Terrorists like Ehsanullah Ehsan and Masood Azhar going MIA is not a bigger issue than kites and kite flyers in Pakistan. Imagine if arresting kite flyers was one of the FATF compliance requirements, then Pakistan would have transcended even the grey list and gotten itself into the white list.
Yes, spring is here, but no kites can be allowed in Pakistan’s skies. Kites were killers – of motorcyclists and Islam.
Basant in ‘Purana Pakistan’
There was a time when Lahore’s skies would welcome spring with colourful kites, while on the streets, children would chase kites falling from the sky. The excitement of planning a perfect Basant with kites, colourful thread, loudspeakers and yellow clothes would begin days in advance. It was one weekend amid the shouts of bo kata that everyone looked forward to.
Some would fly kites, while others would enjoy food. Sometimes it wouldn’t even be about flying a kite but just being on the rooftop around all the craziness. Other cities in Pakistan’s Punjab province also celebrated Basant, but it was Lahore that was the king of kite-flying festival.

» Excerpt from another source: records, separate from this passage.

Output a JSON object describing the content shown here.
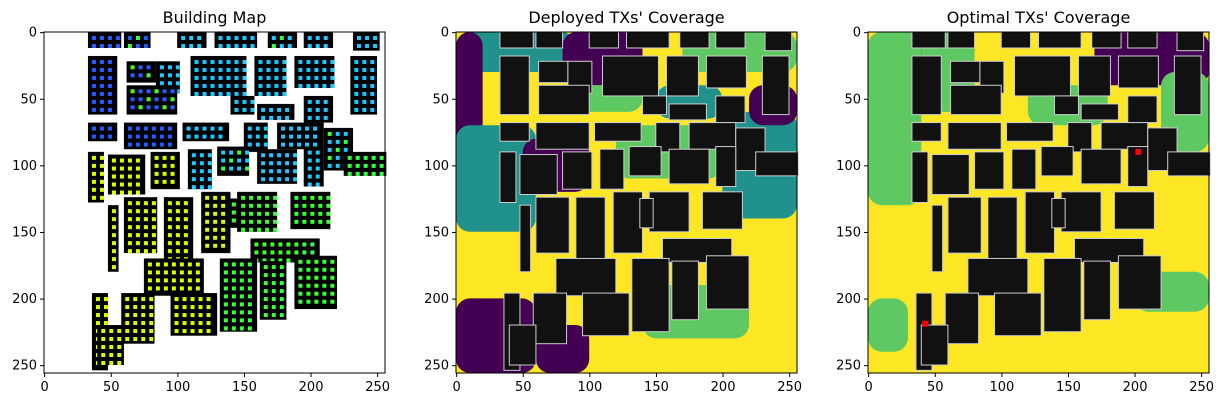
{
  "chart_data": [
    {
      "type": "heatmap",
      "title": "Building Map",
      "xlim": [
        0,
        255
      ],
      "ylim": [
        255,
        0
      ],
      "xticks": [
        0,
        50,
        100,
        150,
        200,
        250
      ],
      "yticks": [
        0,
        50,
        100,
        150,
        200,
        250
      ],
      "grid": false,
      "legend": "none",
      "background": "#ffffff",
      "colors": {
        "building": "#000000",
        "tx_blue": "#1f5fff",
        "tx_cyan": "#1fc8ff",
        "tx_green": "#3cff3c",
        "tx_yellow": "#d8ff00"
      }
    },
    {
      "type": "heatmap",
      "title": "Deployed TXs' Coverage",
      "xlim": [
        0,
        255
      ],
      "ylim": [
        255,
        0
      ],
      "xticks": [
        0,
        50,
        100,
        150,
        200,
        250
      ],
      "yticks": [
        0,
        50,
        100,
        150,
        200,
        250
      ],
      "grid": false,
      "legend": "none",
      "colors": {
        "high": "#fde725",
        "mid_high": "#5ec962",
        "mid": "#21918c",
        "low": "#440154",
        "building": "#111111"
      }
    },
    {
      "type": "heatmap",
      "title": "Optimal TXs' Coverage",
      "xlim": [
        0,
        255
      ],
      "ylim": [
        255,
        0
      ],
      "xticks": [
        0,
        50,
        100,
        150,
        200,
        250
      ],
      "yticks": [
        0,
        50,
        100,
        150,
        200,
        250
      ],
      "grid": false,
      "legend": "none",
      "colors": {
        "high": "#fde725",
        "mid_high": "#5ec962",
        "mid": "#21918c",
        "low": "#440154",
        "building": "#111111",
        "tx_marker": "#ff0000"
      },
      "tx_locations": [
        [
          203,
          90
        ],
        [
          43,
          219
        ]
      ]
    }
  ]
}
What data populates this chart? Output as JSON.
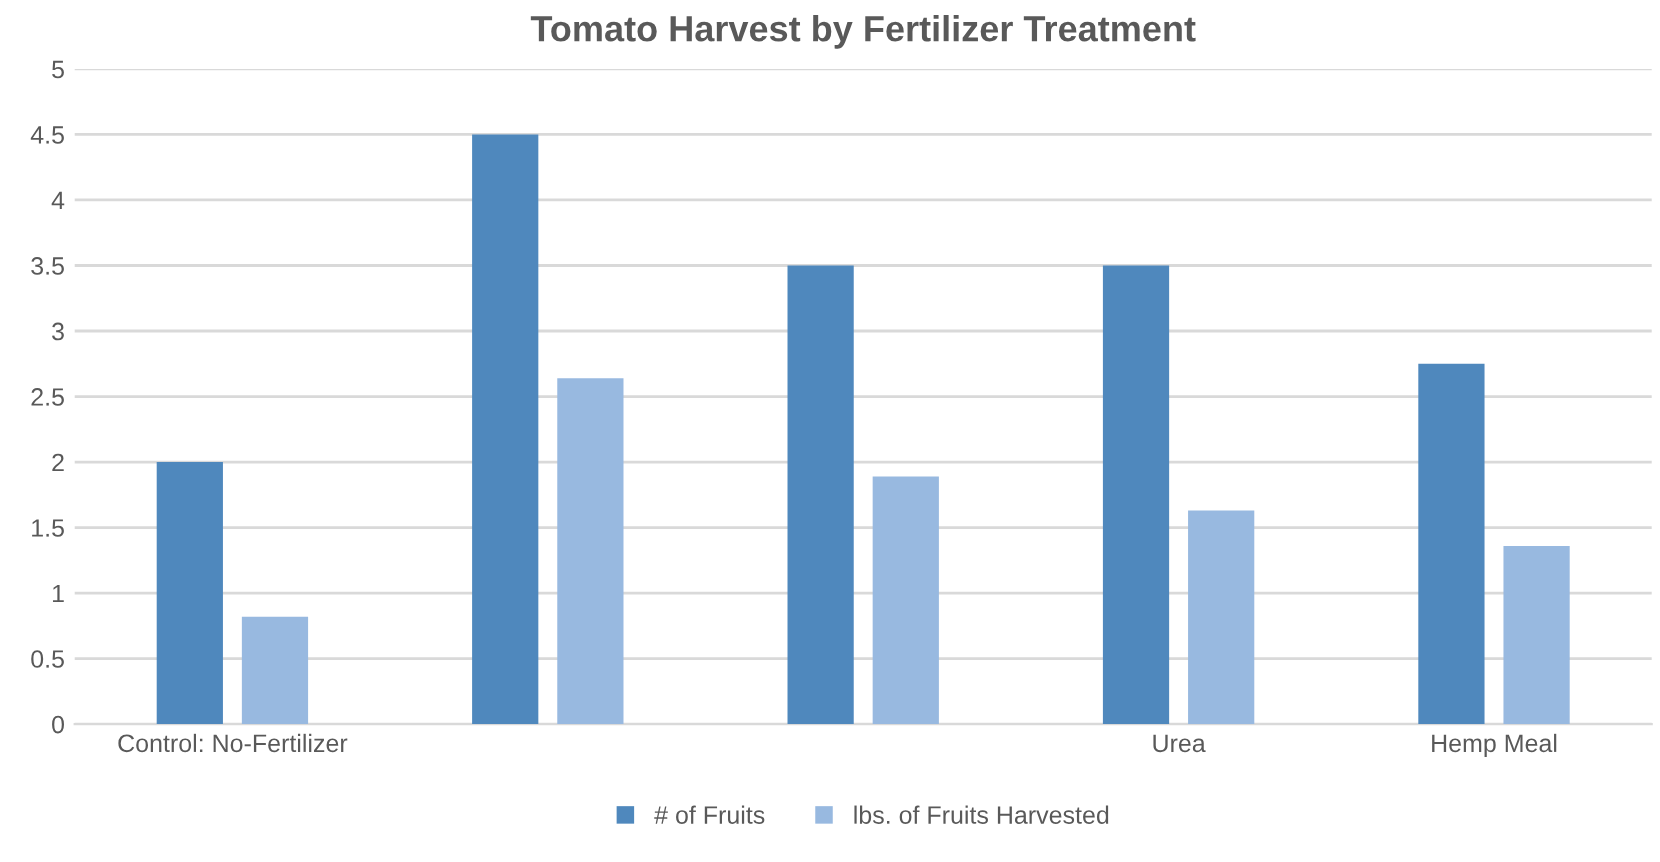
{
  "chart_data": {
    "type": "bar",
    "title": "Tomato Harvest by Fertilizer Treatment",
    "categories": [
      "Control: No-Fertilizer",
      null,
      null,
      "Urea",
      "Hemp Meal"
    ],
    "series": [
      {
        "name": "# of Fruits",
        "color": "#4f88bd",
        "values": [
          2,
          4.5,
          3.5,
          3.5,
          2.75
        ]
      },
      {
        "name": "lbs. of Fruits Harvested",
        "color": "#98b9e0",
        "values": [
          0.82,
          2.64,
          1.89,
          1.63,
          1.36
        ]
      }
    ],
    "ylim": [
      0,
      5
    ],
    "yticks": [
      0,
      0.5,
      1,
      1.5,
      2,
      2.5,
      3,
      3.5,
      4,
      4.5,
      5
    ],
    "grid": "y",
    "legend": "bottom"
  }
}
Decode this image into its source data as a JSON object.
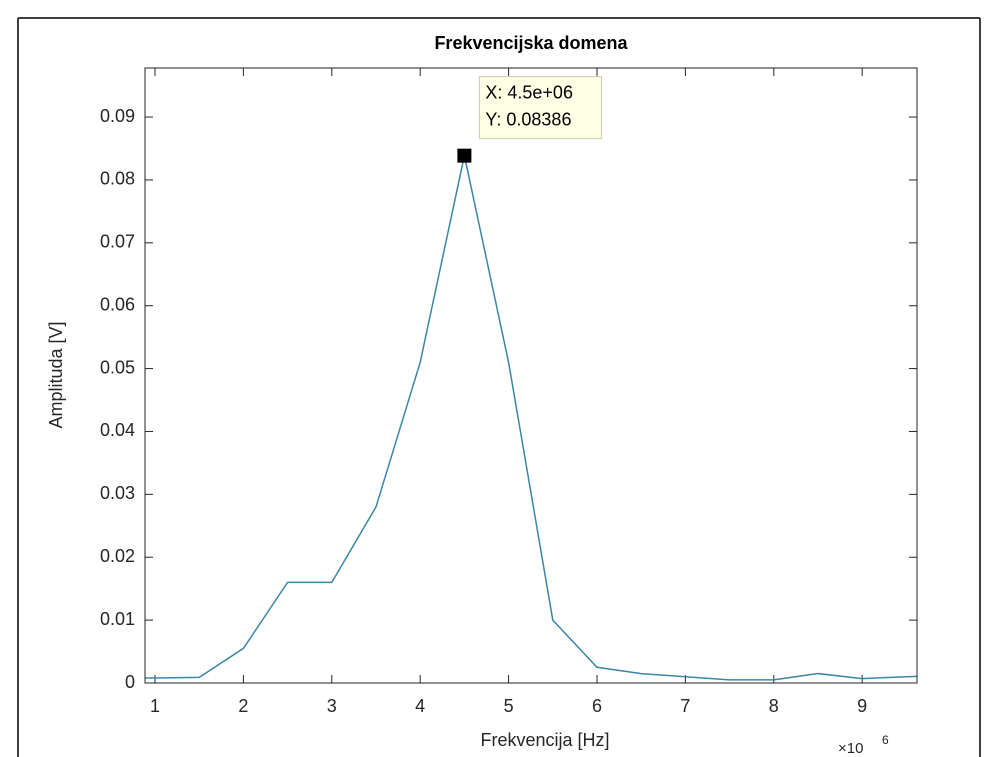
{
  "chart_data": {
    "type": "line",
    "title": "Frekvencijska domena",
    "x_label": "Frekvencija [Hz]",
    "y_label": "Amplituda [V]",
    "x_multiplier": {
      "base": "×10",
      "exponent": "6"
    },
    "x": [
      500000,
      1000000,
      1500000,
      2000000,
      2500000,
      3000000,
      3500000,
      4000000,
      4500000,
      5000000,
      5500000,
      6000000,
      6500000,
      7000000,
      7500000,
      8000000,
      8500000,
      9000000,
      9500000,
      10000000
    ],
    "series": [
      {
        "color": "#3a86a8",
        "values": [
          0.0008,
          0.0008,
          0.0009,
          0.0055,
          0.016,
          0.016,
          0.028,
          0.051,
          0.08386,
          0.051,
          0.01,
          0.0025,
          0.0015,
          0.001,
          0.0005,
          0.0005,
          0.0015,
          0.0007,
          0.001,
          0.0012
        ]
      }
    ],
    "xlim": [
      887000,
      9620000
    ],
    "ylim": [
      0,
      0.0978
    ],
    "xticks": [
      {
        "value": 1000000,
        "label": "1"
      },
      {
        "value": 2000000,
        "label": "2"
      },
      {
        "value": 3000000,
        "label": "3"
      },
      {
        "value": 4000000,
        "label": "4"
      },
      {
        "value": 5000000,
        "label": "5"
      },
      {
        "value": 6000000,
        "label": "6"
      },
      {
        "value": 7000000,
        "label": "7"
      },
      {
        "value": 8000000,
        "label": "8"
      },
      {
        "value": 9000000,
        "label": "9"
      }
    ],
    "yticks": [
      0,
      0.01,
      0.02,
      0.03,
      0.04,
      0.05,
      0.06,
      0.07,
      0.08,
      0.09
    ],
    "grid": false,
    "datatip": {
      "point_index": 8,
      "x_text": "X: 4.5e+06",
      "y_text": "Y: 0.08386"
    }
  }
}
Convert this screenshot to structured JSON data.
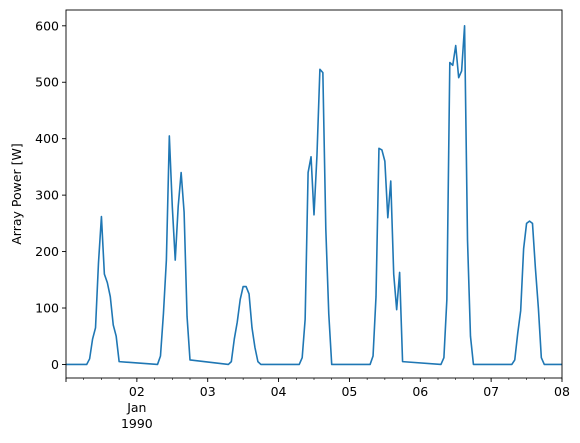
{
  "chart_data": {
    "type": "line",
    "title": "",
    "xlabel": "",
    "ylabel": "Array Power [W]",
    "xlim": [
      "1990-01-01 00:00",
      "1990-01-08 00:00"
    ],
    "ylim": [
      -24,
      628
    ],
    "grid": false,
    "legend": "none",
    "line_color": "#1f77b4",
    "x_ticks": [
      {
        "at": "1990-01-01 00:00",
        "label": ""
      },
      {
        "at": "1990-01-02 00:00",
        "label": "02",
        "sublabel": "Jan",
        "sublabel2": "1990"
      },
      {
        "at": "1990-01-03 00:00",
        "label": "03"
      },
      {
        "at": "1990-01-04 00:00",
        "label": "04"
      },
      {
        "at": "1990-01-05 00:00",
        "label": "05"
      },
      {
        "at": "1990-01-06 00:00",
        "label": "06"
      },
      {
        "at": "1990-01-07 00:00",
        "label": "07"
      },
      {
        "at": "1990-01-08 00:00",
        "label": "08"
      }
    ],
    "y_ticks": [
      0,
      100,
      200,
      300,
      400,
      500,
      600
    ],
    "series": [
      {
        "x": [
          "1990-01-01 00:00",
          "1990-01-01 07:00",
          "1990-01-01 08:00",
          "1990-01-01 09:00",
          "1990-01-01 10:00",
          "1990-01-01 11:00",
          "1990-01-01 12:00",
          "1990-01-01 13:00",
          "1990-01-01 14:00",
          "1990-01-01 15:00",
          "1990-01-01 16:00",
          "1990-01-01 17:00",
          "1990-01-01 18:00",
          "1990-01-02 07:00",
          "1990-01-02 08:00",
          "1990-01-02 09:00",
          "1990-01-02 10:00",
          "1990-01-02 11:00",
          "1990-01-02 12:00",
          "1990-01-02 13:00",
          "1990-01-02 14:00",
          "1990-01-02 15:00",
          "1990-01-02 16:00",
          "1990-01-02 17:00",
          "1990-01-02 18:00",
          "1990-01-03 07:00",
          "1990-01-03 08:00",
          "1990-01-03 09:00",
          "1990-01-03 10:00",
          "1990-01-03 11:00",
          "1990-01-03 12:00",
          "1990-01-03 13:00",
          "1990-01-03 14:00",
          "1990-01-03 15:00",
          "1990-01-03 16:00",
          "1990-01-03 17:00",
          "1990-01-03 18:00",
          "1990-01-04 07:00",
          "1990-01-04 08:00",
          "1990-01-04 09:00",
          "1990-01-04 10:00",
          "1990-01-04 11:00",
          "1990-01-04 12:00",
          "1990-01-04 13:00",
          "1990-01-04 14:00",
          "1990-01-04 15:00",
          "1990-01-04 16:00",
          "1990-01-04 17:00",
          "1990-01-04 18:00",
          "1990-01-05 07:00",
          "1990-01-05 08:00",
          "1990-01-05 09:00",
          "1990-01-05 10:00",
          "1990-01-05 11:00",
          "1990-01-05 12:00",
          "1990-01-05 13:00",
          "1990-01-05 14:00",
          "1990-01-05 15:00",
          "1990-01-05 16:00",
          "1990-01-05 17:00",
          "1990-01-05 18:00",
          "1990-01-06 07:00",
          "1990-01-06 08:00",
          "1990-01-06 09:00",
          "1990-01-06 10:00",
          "1990-01-06 11:00",
          "1990-01-06 12:00",
          "1990-01-06 13:00",
          "1990-01-06 14:00",
          "1990-01-06 15:00",
          "1990-01-06 16:00",
          "1990-01-06 17:00",
          "1990-01-06 18:00",
          "1990-01-07 07:00",
          "1990-01-07 08:00",
          "1990-01-07 09:00",
          "1990-01-07 10:00",
          "1990-01-07 11:00",
          "1990-01-07 12:00",
          "1990-01-07 13:00",
          "1990-01-07 14:00",
          "1990-01-07 15:00",
          "1990-01-07 16:00",
          "1990-01-07 17:00",
          "1990-01-07 18:00",
          "1990-01-08 00:00"
        ],
        "y": [
          0,
          0,
          10,
          45,
          65,
          180,
          262,
          160,
          145,
          120,
          70,
          50,
          5,
          0,
          15,
          90,
          185,
          405,
          280,
          185,
          280,
          340,
          270,
          85,
          8,
          0,
          5,
          45,
          75,
          115,
          138,
          138,
          125,
          65,
          30,
          5,
          0,
          0,
          12,
          80,
          340,
          368,
          265,
          370,
          523,
          517,
          240,
          90,
          0,
          0,
          15,
          120,
          383,
          380,
          360,
          260,
          325,
          160,
          97,
          163,
          5,
          0,
          12,
          115,
          535,
          530,
          565,
          508,
          520,
          600,
          220,
          50,
          0,
          0,
          8,
          55,
          95,
          205,
          250,
          254,
          250,
          170,
          100,
          12,
          0,
          0
        ]
      }
    ]
  }
}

By the early 2000s, during Pervez Musharraf’s push for enlightened moderation, Basant clubbed with music concerts became a huge commercial and tourist activity in Lahore.
And then it was no more.
The Supreme Court of Pakistan imposed a ban on flying kites in 2005 to prevent the loss of lives caused by the chemical kite strings. These manja strings were slitting throats of two-wheeler drivers on the roads. In 2007 and 2009, the ban was lifted only to see the sport causing deaths. The religious groups took an undue advantage of this and called for a ban on Basant, which they saw as a Hindu festival against the principles of Islam.
Kite flyers, the real terrorists
Fifteen years later, the crackdown on kite flyers begins in Punjab every February with the arrival of spring. The ‘vigilant’ police officials go after poor kite flyers as if they are the real terrorists. This year alone, Punjab has reportedly seen more than 500 people booked for kite flying. Rawalpindi’s Adiala Jail is filled with 400 kite miscreants, while 2 lakh kites and 55,000 string rolls have been seized from various neighbourhoods. Many parents accuse the police of picking up their children who were only watching the sport. For the authorities, even watching someone fly a kite is abetting a crime. Devoid of much entertainment, police officers have rounded up people for the ‘crime’ of being fond of flying kites.
Basant used to be a source of income for many households in Pakistan. By 2013, around 1.5 lakh people in Lahore and about 1.8 lakh workers in Gujranwala and Kasur districts were rendered unemployed and later forced to take up other jobs. The kite flying material used to be exported to the United States and Europe, but after the ban, that demand has also vanished.
This year a petitioner moved the Lahore High Court asking for the festival to be legally recognised as a sport. His argument was that the ban infringed on his fundamental rights and impeded economic activity for millions.
A blurred memory
Instead of imposing a complete ban and running after poor kite makers and kite flyers, the government should work towards making Basant a safe cultural festival. How difficult can it be to regulate the quality of strings manufactured and designate parks or open spaces for kite flying like it is done in other countries? The government can make it obligatory for motorcyclists to equip their vehicles with antenna-like metal or wooden wires as a safety measure. There are many ways to make this sport safe but only if there is a will.
The Punjab government, year after year, goes back on its promise to lift the ban on kite flying. We have been hearing since last year that the Pakistan Tehreek-e-Insaf government in the province will move towards giving back the sport to Lahore, but to no avail. Jamaat-e-Islami, one of Pakistan’s leading Islamic political parties, views Basant as a Hindu festival in serious violation of the PTI’s manifesto that talks about making Pakistan a Madina-like state. Someone should inform Pakistan’s legislators that Basant is celebrated even in Saudi Arabia.
The festival is now a blurred memory and kite flying is viewed as an aberration, so if someone in Pakistan still wants to fly a kite, then they are on their own. There is a generation in Pakistan that has no clue about kite flying or Basant, which was once an integral part of our culture.